Später im Jahre 1612 wurde ein Wilhelm von Tettau von Herzog Johann Georg mit dem Rittergute Oberlosa belehnt. In der Mitte des 17. Jahrhunderts lebte zu Oberlosa der Kreissteuereinnehmer Hans Adam von Köckeritz, welcher im Jahre 1652 der Kirche ein Legat vermacht hat mit der Bestimmung, dass alljährlich den 1. Nov. am Tage aller Heiligen eine Predigt gehalten und Spendebrod unter die Hausbesitzer daselbst, sowie Semmeln unter die Schulkinder vertheilt werden sollen; eine Stiftung, die jetzt noch fortbesteht.

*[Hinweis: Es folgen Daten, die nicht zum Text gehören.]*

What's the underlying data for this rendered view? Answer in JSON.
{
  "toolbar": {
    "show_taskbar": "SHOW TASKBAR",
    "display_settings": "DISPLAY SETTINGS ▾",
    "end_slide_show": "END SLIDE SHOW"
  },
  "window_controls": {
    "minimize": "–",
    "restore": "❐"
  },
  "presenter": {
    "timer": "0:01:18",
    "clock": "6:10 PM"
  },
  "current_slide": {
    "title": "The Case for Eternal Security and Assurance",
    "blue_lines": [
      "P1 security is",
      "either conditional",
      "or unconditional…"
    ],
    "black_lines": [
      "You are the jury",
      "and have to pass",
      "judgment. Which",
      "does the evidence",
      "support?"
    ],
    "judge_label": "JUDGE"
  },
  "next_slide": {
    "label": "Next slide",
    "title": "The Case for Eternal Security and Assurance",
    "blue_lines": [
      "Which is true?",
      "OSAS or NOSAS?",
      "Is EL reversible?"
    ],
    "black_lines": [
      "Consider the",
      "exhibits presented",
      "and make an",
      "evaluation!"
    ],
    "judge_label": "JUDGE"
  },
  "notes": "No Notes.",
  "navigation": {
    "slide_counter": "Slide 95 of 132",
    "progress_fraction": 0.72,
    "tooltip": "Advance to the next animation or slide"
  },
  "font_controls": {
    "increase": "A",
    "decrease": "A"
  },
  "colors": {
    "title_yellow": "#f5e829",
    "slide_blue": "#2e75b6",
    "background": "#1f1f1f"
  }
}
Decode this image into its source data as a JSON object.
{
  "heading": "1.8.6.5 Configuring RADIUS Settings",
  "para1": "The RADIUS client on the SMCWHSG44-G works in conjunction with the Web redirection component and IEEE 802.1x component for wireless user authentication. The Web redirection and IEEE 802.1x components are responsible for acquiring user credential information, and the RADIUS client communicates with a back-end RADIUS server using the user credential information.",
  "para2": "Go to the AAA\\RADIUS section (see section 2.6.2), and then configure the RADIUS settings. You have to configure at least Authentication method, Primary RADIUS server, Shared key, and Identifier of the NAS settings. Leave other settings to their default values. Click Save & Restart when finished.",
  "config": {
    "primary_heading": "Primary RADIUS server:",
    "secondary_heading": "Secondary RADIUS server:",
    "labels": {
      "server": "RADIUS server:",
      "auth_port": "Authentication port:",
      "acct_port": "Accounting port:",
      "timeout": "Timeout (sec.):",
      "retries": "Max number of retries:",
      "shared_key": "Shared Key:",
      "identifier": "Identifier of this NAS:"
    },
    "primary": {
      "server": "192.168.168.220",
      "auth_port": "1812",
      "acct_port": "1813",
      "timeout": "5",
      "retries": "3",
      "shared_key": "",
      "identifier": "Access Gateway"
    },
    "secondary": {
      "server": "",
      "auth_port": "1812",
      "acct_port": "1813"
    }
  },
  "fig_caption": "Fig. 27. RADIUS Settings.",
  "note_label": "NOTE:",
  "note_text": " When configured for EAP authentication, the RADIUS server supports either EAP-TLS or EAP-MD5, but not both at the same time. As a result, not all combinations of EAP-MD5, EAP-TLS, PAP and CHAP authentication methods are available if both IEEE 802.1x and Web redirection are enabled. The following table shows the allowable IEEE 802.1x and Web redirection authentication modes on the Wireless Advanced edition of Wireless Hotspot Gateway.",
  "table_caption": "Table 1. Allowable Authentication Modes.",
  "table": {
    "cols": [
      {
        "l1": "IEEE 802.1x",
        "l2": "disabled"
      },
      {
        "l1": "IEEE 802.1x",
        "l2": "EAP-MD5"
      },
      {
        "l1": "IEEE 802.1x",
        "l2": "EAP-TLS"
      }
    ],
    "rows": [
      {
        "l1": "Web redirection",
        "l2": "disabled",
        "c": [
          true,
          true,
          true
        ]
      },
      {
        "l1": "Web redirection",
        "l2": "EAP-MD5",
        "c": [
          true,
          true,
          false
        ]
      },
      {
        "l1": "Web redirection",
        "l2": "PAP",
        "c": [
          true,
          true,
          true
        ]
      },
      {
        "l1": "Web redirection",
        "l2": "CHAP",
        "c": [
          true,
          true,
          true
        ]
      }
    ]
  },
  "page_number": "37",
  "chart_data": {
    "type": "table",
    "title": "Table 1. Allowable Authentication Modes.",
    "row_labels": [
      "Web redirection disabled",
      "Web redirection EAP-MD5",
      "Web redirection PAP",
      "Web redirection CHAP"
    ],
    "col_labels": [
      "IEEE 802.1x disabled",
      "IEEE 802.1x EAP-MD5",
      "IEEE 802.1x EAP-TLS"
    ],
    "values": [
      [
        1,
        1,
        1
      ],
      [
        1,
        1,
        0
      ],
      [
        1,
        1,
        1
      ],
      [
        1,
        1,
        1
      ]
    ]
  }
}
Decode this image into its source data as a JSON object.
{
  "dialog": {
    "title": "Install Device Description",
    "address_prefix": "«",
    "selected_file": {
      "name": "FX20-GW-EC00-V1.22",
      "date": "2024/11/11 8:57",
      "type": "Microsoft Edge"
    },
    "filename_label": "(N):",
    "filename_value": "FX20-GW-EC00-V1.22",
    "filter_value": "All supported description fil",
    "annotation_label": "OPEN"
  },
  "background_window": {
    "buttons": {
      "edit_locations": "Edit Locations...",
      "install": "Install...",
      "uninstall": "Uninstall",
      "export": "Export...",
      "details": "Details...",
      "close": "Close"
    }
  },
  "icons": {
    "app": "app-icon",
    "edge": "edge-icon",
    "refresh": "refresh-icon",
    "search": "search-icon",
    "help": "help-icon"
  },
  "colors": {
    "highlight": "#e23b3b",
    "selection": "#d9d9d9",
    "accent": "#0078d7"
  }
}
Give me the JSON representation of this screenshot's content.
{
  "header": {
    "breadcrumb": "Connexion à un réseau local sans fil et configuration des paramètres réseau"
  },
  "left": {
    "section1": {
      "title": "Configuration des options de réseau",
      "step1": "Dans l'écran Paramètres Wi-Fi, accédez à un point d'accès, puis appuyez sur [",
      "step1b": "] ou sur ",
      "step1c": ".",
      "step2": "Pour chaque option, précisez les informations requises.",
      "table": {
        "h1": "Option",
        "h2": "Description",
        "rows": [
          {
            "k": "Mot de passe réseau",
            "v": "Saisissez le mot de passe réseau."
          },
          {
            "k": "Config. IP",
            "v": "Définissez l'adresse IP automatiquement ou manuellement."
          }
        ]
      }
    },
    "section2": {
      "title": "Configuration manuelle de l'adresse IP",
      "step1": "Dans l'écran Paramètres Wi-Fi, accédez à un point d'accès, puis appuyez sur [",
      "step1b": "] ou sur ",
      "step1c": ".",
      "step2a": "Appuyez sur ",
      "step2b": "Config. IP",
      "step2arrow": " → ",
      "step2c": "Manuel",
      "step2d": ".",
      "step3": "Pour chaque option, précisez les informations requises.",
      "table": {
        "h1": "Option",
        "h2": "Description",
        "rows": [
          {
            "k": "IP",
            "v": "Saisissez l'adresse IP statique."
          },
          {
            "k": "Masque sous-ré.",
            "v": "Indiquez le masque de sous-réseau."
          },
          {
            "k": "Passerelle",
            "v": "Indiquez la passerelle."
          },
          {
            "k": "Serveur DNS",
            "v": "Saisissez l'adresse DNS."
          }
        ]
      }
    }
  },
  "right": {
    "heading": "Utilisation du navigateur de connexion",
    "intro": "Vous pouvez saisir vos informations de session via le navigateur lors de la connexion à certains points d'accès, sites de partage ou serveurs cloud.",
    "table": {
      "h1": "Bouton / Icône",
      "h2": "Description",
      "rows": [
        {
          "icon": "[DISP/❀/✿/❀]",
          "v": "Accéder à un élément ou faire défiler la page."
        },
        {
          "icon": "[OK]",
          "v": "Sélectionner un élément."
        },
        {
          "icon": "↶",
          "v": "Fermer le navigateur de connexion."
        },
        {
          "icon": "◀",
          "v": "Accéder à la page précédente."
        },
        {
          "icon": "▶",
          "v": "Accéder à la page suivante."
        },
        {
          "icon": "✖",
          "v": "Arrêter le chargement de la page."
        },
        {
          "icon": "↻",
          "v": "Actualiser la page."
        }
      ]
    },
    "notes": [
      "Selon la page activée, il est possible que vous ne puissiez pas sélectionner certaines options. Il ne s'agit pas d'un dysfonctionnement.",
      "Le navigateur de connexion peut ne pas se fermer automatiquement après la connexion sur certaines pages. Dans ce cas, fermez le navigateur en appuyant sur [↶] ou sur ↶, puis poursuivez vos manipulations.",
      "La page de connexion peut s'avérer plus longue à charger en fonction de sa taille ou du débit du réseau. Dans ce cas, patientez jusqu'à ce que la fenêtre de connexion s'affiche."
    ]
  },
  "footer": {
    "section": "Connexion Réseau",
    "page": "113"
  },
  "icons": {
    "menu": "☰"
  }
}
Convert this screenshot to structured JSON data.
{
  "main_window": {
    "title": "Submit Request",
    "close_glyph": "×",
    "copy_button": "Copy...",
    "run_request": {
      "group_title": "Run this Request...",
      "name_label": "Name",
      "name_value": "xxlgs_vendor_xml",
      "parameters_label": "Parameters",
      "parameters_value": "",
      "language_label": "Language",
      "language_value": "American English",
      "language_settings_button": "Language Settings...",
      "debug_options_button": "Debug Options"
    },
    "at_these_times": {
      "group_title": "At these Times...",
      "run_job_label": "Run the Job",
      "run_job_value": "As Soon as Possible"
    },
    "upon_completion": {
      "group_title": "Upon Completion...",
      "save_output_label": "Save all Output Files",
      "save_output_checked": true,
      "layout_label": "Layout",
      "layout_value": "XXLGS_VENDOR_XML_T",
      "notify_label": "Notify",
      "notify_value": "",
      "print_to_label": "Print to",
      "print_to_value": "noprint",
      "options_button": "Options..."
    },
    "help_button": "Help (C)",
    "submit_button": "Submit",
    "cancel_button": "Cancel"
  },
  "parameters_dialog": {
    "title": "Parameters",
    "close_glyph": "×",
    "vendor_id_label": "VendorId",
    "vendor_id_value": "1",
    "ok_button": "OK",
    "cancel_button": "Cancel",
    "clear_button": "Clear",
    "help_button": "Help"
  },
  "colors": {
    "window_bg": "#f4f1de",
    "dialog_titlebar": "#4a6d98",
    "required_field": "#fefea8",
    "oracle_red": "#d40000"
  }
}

Im Jahre 1663 ist das Rittergut Oberlosa ein Kammergut des Herzogs Moritz von Sachsen zu Zeitz. Später wurde im Jahre 1682 Christoph Carl Reitzenstein vom Herzog Georg III. mit dem Rittergute beliehen, und im Jahre 1699 sind die Gebrüder Adam Liebmann und Joachim Friedrich von Beust beliehene Besitzer von Oberlosa vermöge Lehnbriefs vom Herzog Moritz Wilhelm von Sachsen zu Zeit, von welchen es an die Freiherrlich Müffling’sche Familie gekommen ist. Der erste Besitzer war der General Heinrich Ferdinand von Müffling, der Erbauer vom Schlosse zu Reusa und der dabei befindlichen Beräbnisscapelle. Derselbe liess auch links beim Eingange des Dorfes Oberlosa von Plauen her unmittelbar an der alten Landstrasse einen Wittwen und Fräuleinsitz für die Familie erbauen.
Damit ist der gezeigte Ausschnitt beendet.